For a number of years, nicotinamide adenine dinucleotide phosphate (NADPH) oxidases (NOX) was synonymous with NOX2/gp91^phox and was considered to be a peculiarity of professional phagocytic cells. Over the last decade, several more homologs have been identified and based on current research, the NOX family consists of NOX1, NOX2, NOX3, NOX4, NOX5, DUOX1 and DUOX2 enzymes. NOXs are electron transporting membrane proteins that are responsible for reactive oxygen species (ROS) generation-primarily superoxide anion (O₂^●-), although hydrogen peroxide (H₂O₂) can also be generated. Elevated ROS leads to oxidative stress (OS), which has been associated with a myriad of inflammatory and degenerative pathologies. Interestingly, OS is also the commonality in the pathophysiology of neurodegenerative disorders, such as Alzheimer's disease (AD), Parkinson's disease (PD), Huntington's disease (HD), amyotrophic lateral sclerosis (ALS) and multiple sclerosis (MS). NOX enzymes are expressed in neurons, glial cells and cerebrovascular endothelial cells. NOX-mediated OS is identified as one of the main causes of cerebrovascular damage in neurodegenerative diseases. In this review, we will discuss recent developments in our understanding of the mechanisms linking NOX activity, OS and neurodegenerative diseases, with particular focus on the neurovascular component of these conditions. We conclude highlighting current challenges and future opportunities to combat age-related neurodegenerative disorders by targeting NOXs.

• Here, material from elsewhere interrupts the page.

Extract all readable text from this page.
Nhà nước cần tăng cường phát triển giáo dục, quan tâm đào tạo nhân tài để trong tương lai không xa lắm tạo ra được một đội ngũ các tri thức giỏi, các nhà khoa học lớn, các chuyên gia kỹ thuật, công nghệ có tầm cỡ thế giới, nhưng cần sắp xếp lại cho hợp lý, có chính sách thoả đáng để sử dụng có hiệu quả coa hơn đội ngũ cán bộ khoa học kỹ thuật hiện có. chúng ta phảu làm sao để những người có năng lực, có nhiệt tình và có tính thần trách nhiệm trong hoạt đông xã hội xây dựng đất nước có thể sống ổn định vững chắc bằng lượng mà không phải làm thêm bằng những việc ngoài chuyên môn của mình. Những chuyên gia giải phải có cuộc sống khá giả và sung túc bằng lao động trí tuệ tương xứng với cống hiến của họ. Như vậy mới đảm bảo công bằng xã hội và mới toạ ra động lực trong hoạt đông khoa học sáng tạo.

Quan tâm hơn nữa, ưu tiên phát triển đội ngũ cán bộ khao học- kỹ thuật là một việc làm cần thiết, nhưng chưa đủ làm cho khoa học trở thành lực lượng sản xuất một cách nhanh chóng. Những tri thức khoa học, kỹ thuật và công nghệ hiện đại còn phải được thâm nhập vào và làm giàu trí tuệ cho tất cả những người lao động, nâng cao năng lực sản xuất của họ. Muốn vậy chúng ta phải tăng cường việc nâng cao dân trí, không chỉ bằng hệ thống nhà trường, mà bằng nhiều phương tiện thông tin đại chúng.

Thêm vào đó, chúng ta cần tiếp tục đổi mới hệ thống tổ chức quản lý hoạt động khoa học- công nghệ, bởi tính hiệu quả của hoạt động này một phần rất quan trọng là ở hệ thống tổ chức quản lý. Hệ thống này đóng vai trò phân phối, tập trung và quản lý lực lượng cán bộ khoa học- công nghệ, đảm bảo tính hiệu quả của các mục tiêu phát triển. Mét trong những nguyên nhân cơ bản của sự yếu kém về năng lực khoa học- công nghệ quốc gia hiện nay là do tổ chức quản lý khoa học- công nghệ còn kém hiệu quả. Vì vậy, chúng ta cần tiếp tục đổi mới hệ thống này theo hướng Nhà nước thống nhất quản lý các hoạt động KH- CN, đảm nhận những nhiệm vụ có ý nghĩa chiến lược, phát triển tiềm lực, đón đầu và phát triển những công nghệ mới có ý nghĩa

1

Keywords: Alzheimer’s disease; NADPH oxidases; amyloid beta; cerebral amyloid angiopathy; dementia; reactive oxygen species.

Figure 1

Oxidative stress and blood brain barrier (BBB) breakdown: Reactive oxygen species (ROS) accumulation as a result of NADPH oxidases (NOX) activation, trauma or aging results in the accumulation of Aβ-protein, inflammatory and immune responses. Aβ accumulation also results in cerebral amyloid angiopathy (CAA) that leads to the failure in Aβ clearance. Aβ deposits on the vessel walls result in vascular fragility, loss of endothelial junction proteins and microglial activation. Aβ also facilitates the expression the receptor for advanced glycation end products (RAGE) in microvascular endothelial cells, neurons and microglia. Activated microglial cells release superoxides and nitric oxides which have been shown to cause neuronal cell death and oxidative damage under pathological conditions which eventually result in breakdown of the BBB, neuronal degradation and dementia.